Simple Steps for Sanitizing

Here are a few simple guidelines to follow during the cleaning process.

Start by washing your hands: Wash your hands with soap and water for a minimum of 20 seconds. Another general rule of thumb for good hand hygiene is to sing the “Happy Birthday” song twice while you’re scrubbing up.

Shut everything off: Make sure your device isn’t just on sleep mode; ensure that it’s completely powered down.

Unplug: Take out any kind of charger, external power source, headset, etc. Remove any batteries as well.

Clean: Remove dirt or stains with a non-abrasive cloth or electronic-friendly wipe. Apple recommends Clorox Disinfecting Wipes. Don’t wipe too hard though. In some cases, you can cover a device with a wipe and leave it for a few minutes. Many wipes contain bleach, which is effective, but not allowed in some settings (e.g., schools).

homemade cleaning disinfectant

Disinfect: You can even make your own disinfectant at home. Here’s how:

Fill an empty spray bottle with:

  • 1/3 bottle: Isopropyl rubbing alcohol (70% alcohol) — This is the most commonly used disinfectant in the pharmaceutical field, hospitals and electronic and/or medical device manufacturing. It can kill most common bacteria in just a few minutes, if that.
  • 1/3 bottle: Vinegar
  • 1/3 bottle: Hot water

Don’t spray directly on the device; spray on a cloth — preferably a microfiber cloth — and then wipe down the device.

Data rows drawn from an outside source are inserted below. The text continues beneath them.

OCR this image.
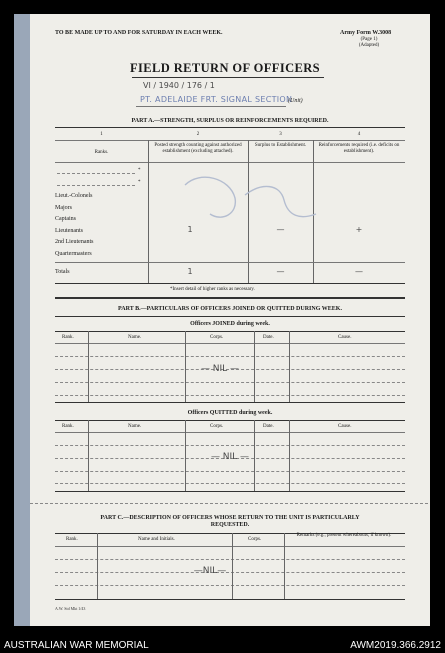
TO BE MADE UP TO AND FOR SATURDAY IN EACH WEEK.	Army Form W.3008
(Page 1)
(Adapted)
FIELD RETURN OF OFFICERS
VI / 1940 / 176 / 1
PT. ADELAIDE FRT. SIGNAL SECTION
(Unit)
PART A.—STRENGTH, SURPLUS OR REINFORCEMENTS REQUIRED.
1	2	3	4
Ranks.
Posted strength counting against authorized establishment (excluding attached).
Surplus to Establishment.	Reinforcements required (i.e. deficits on establishment).
*
*
Lieut.-Colonels
Majors
Captains
Lieutenants
2nd Lieutenants
Quartermasters
1	—	+
Totals	1	—	—
*Insert detail of higher ranks as necessary.
PART B.—PARTICULARS OF OFFICERS JOINED OR QUITTED DURING WEEK.
Officers JOINED during week.
Rank.	Name.	Corps.	Date.	Cause.
— NIL —
Officers QUITTED during week.
Rank.	Name.	Corps.	Date.	Cause.
— NIL —
PART C.—DESCRIPTION OF OFFICERS WHOSE RETURN TO THE UNIT IS PARTICULARLY
REQUESTED.
Rank.	Name and Initials.	Corps.
Remarks (e.g., present whereabouts, if known).
—NIL—
A.W. Std Mkt 1/43
AUSTRALIAN WAR MEMORIAL	AWM2019.366.2912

UV light wandSince a lot of disinfecting products are flying off the shelves these days, you can turn to the alternative of nature’s disinfectant — ultraviolet light! A UV-C lamp can kill the average bacteria within 10 seconds. Just place your device six inches from the lamp’s light, and it will get to work like Mr. Clean! UV-C light is so effective because it digs deep down and attacks bacteria’s DNA, preventing it from multiplying.

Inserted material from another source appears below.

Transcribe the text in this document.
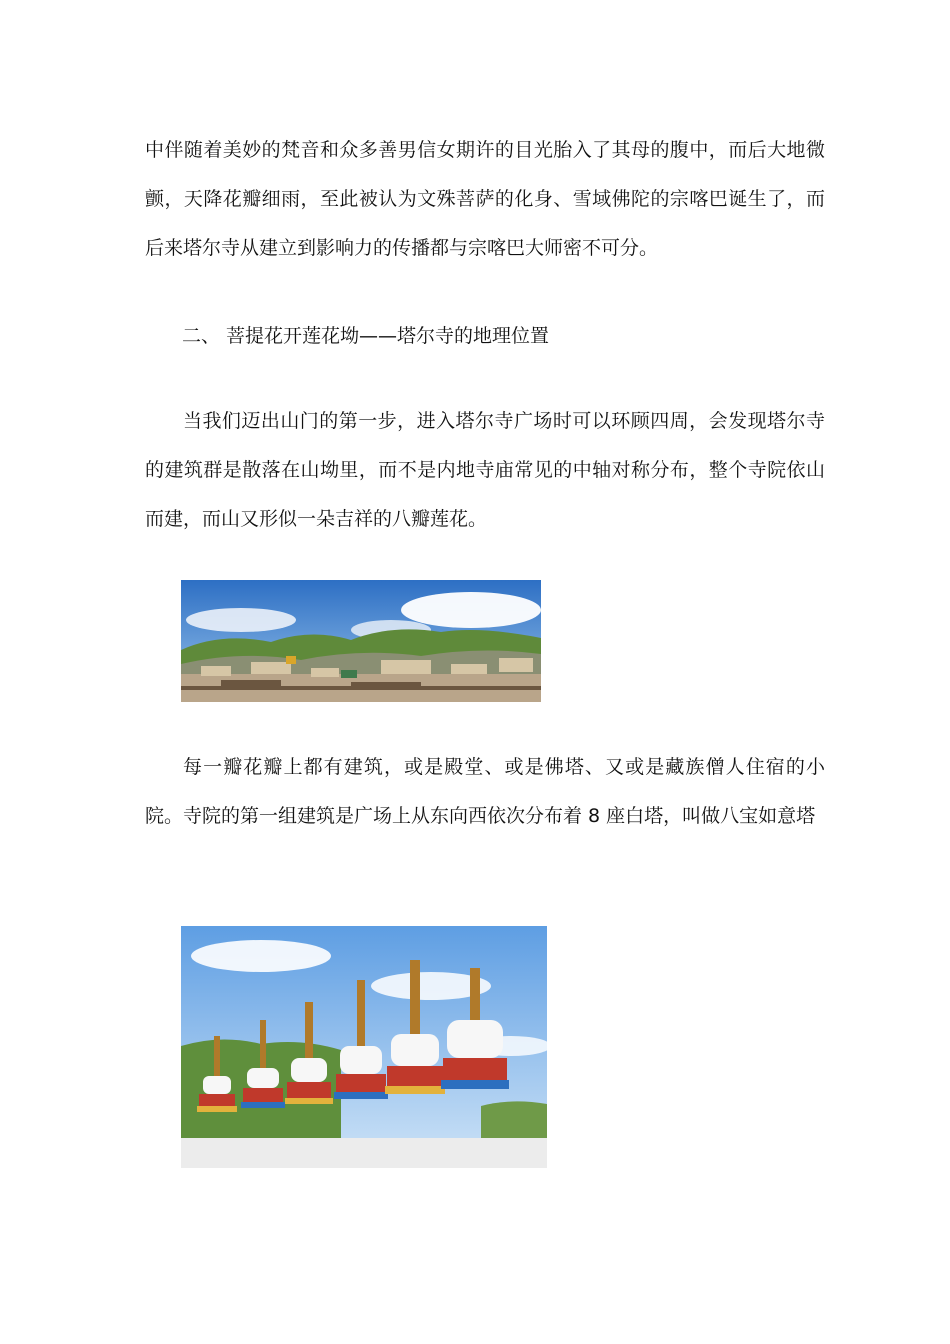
中伴随着美妙的梵音和众多善男信女期许的目光胎入了其母的腹中，而后大地微颤，天降花瓣细雨，至此被认为文殊菩萨的化身、雪域佛陀的宗喀巴诞生了，而后来塔尔寺从建立到影响力的传播都与宗喀巴大师密不可分。

二、 菩提花开莲花坳——塔尔寺的地理位置

当我们迈出山门的第一步，进入塔尔寺广场时可以环顾四周，会发现塔尔寺的建筑群是散落在山坳里，而不是内地寺庙常见的中轴对称分布，整个寺院依山而建，而山又形似一朵吉祥的八瓣莲花。

每一瓣花瓣上都有建筑，或是殿堂、或是佛塔、又或是藏族僧人住宿的小院。寺院的第一组建筑是广场上从东向西依次分布着 8 座白塔，叫做八宝如意塔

Feel free to stick your phone in a UV-emitting cleaning chamber, but as for personal hygiene, you should stick to soap and water.

UV light warning

Dry: Allow the device to sit for a while and dry completely before you put it back to working order.

Wash your hands again: By this point, you’ve been hanging out with a lot of nasty germs. So, give your hands a thorough scrub, as if you’re a doctor washing up after surgery.

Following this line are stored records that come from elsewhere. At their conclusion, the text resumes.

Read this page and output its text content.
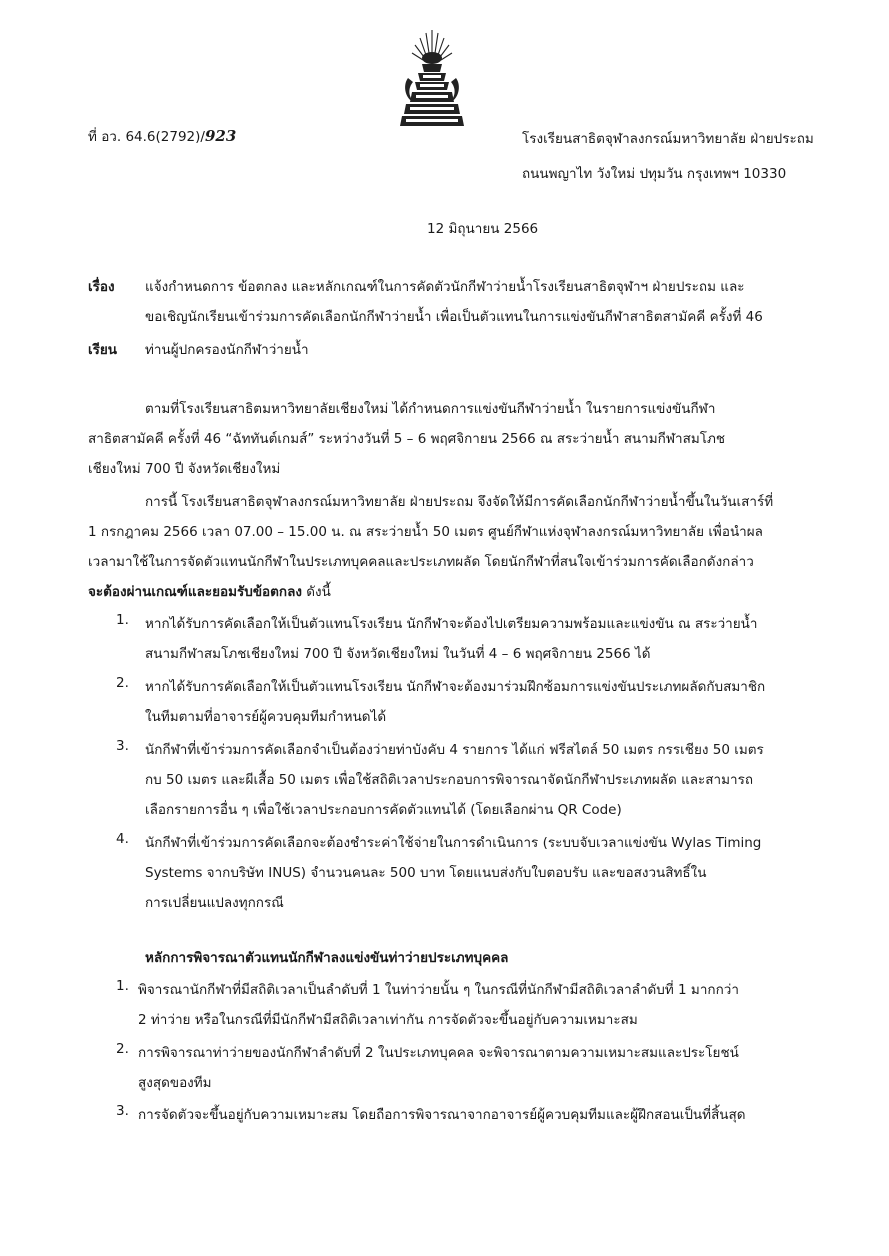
ที่ อว. 64.6(2792)/923	โรงเรียนสาธิตจุฬาลงกรณ์มหาวิทยาลัย ฝ่ายประถม
ถนนพญาไท วังใหม่ ปทุมวัน กรุงเทพฯ 10330
12 มิถุนายน 2566
เรื่อง แจ้งกำหนดการ ข้อตกลง และหลักเกณฑ์ในการคัดตัวนักกีฬาว่ายน้ำโรงเรียนสาธิตจุฬาฯ ฝ่ายประถม และ
ขอเชิญนักเรียนเข้าร่วมการคัดเลือกนักกีฬาว่ายน้ำ เพื่อเป็นตัวแทนในการแข่งขันกีฬาสาธิตสามัคคี ครั้งที่ 46
เรียน ท่านผู้ปกครองนักกีฬาว่ายน้ำ
ตามที่โรงเรียนสาธิตมหาวิทยาลัยเชียงใหม่ ได้กำหนดการแข่งขันกีฬาว่ายน้ำ ในรายการแข่งขันกีฬา
สาธิตสามัคคี ครั้งที่ 46 “ฉัททันต์เกมส์” ระหว่างวันที่ 5 – 6 พฤศจิกายน 2566 ณ สระว่ายน้ำ สนามกีฬาสมโภช
เชียงใหม่ 700 ปี จังหวัดเชียงใหม่
การนี้ โรงเรียนสาธิตจุฬาลงกรณ์มหาวิทยาลัย ฝ่ายประถม จึงจัดให้มีการคัดเลือกนักกีฬาว่ายน้ำขึ้นในวันเสาร์ที่
1 กรกฎาคม 2566 เวลา 07.00 – 15.00 น. ณ สระว่ายน้ำ 50 เมตร ศูนย์กีฬาแห่งจุฬาลงกรณ์มหาวิทยาลัย เพื่อนำผล
เวลามาใช้ในการจัดตัวแทนนักกีฬาในประเภทบุคคลและประเภทผลัด โดยนักกีฬาที่สนใจเข้าร่วมการคัดเลือกดังกล่าว
จะต้องผ่านเกณฑ์และยอมรับข้อตกลง ดังนี้
1. หากได้รับการคัดเลือกให้เป็นตัวแทนโรงเรียน นักกีฬาจะต้องไปเตรียมความพร้อมและแข่งขัน ณ สระว่ายน้ำ
สนามกีฬาสมโภชเชียงใหม่ 700 ปี จังหวัดเชียงใหม่ ในวันที่ 4 – 6 พฤศจิกายน 2566 ได้
2. หากได้รับการคัดเลือกให้เป็นตัวแทนโรงเรียน นักกีฬาจะต้องมาร่วมฝึกซ้อมการแข่งขันประเภทผลัดกับสมาชิก
ในทีมตามที่อาจารย์ผู้ควบคุมทีมกำหนดได้
3. นักกีฬาที่เข้าร่วมการคัดเลือกจำเป็นต้องว่ายท่าบังคับ 4 รายการ ได้แก่ ฟรีสไตล์ 50 เมตร กรรเชียง 50 เมตร
กบ 50 เมตร และผีเสื้อ 50 เมตร เพื่อใช้สถิติเวลาประกอบการพิจารณาจัดนักกีฬาประเภทผลัด และสามารถ
เลือกรายการอื่น ๆ เพื่อใช้เวลาประกอบการคัดตัวแทนได้ (โดยเลือกผ่าน QR Code)
4. นักกีฬาที่เข้าร่วมการคัดเลือกจะต้องชำระค่าใช้จ่ายในการดำเนินการ (ระบบจับเวลาแข่งขัน Wylas Timing
Systems จากบริษัท INUS) จำนวนคนละ 500 บาท โดยแนบส่งกับใบตอบรับ และขอสงวนสิทธิ์ใน
การเปลี่ยนแปลงทุกกรณี
หลักการพิจารณาตัวแทนนักกีฬาลงแข่งขันท่าว่ายประเภทบุคคล
1. พิจารณานักกีฬาที่มีสถิติเวลาเป็นลำดับที่ 1 ในท่าว่ายนั้น ๆ ในกรณีที่นักกีฬามีสถิติเวลาลำดับที่ 1 มากกว่า
2 ท่าว่าย หรือในกรณีที่มีนักกีฬามีสถิติเวลาเท่ากัน การจัดตัวจะขึ้นอยู่กับความเหมาะสม
2. การพิจารณาท่าว่ายของนักกีฬาลำดับที่ 2 ในประเภทบุคคล จะพิจารณาตามความเหมาะสมและประโยชน์
สูงสุดของทีม
3. การจัดตัวจะขึ้นอยู่กับความเหมาะสม โดยถือการพิจารณาจากอาจารย์ผู้ควบคุมทีมและผู้ฝึกสอนเป็นที่สิ้นสุด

Other Cleaning Practices to Keep in Mind

As the adage goes, it’s better to be safe than sorry. So, it can’t hurt to consult the device manufacturer about best cleaning practices before you get to work. A manufacturer’s care instructions will include details on what materials to use and how to best clean devices.

And when you do, be gentle, as excessive spraying and wiping can cause damage to your device. Wring out your disinfecting wipes to remove any excess moisture, as that can also be a device-killer if it seeps into the device.

During this time, you may want to avoid keeping devices, especially your phone, near your face, if you can. Use earbuds with a microphone. Text pictures to loved ones rather than passing your phone to them.

“Staying clean and healthy is so vital right now,” Norton said. “So, we want to make sure people with and without disabilities, along with their friends and loved ones, know how to keep this technology free of germs so they can all navigate more easily through the new normal of life amid this COVID-19 pandemic.”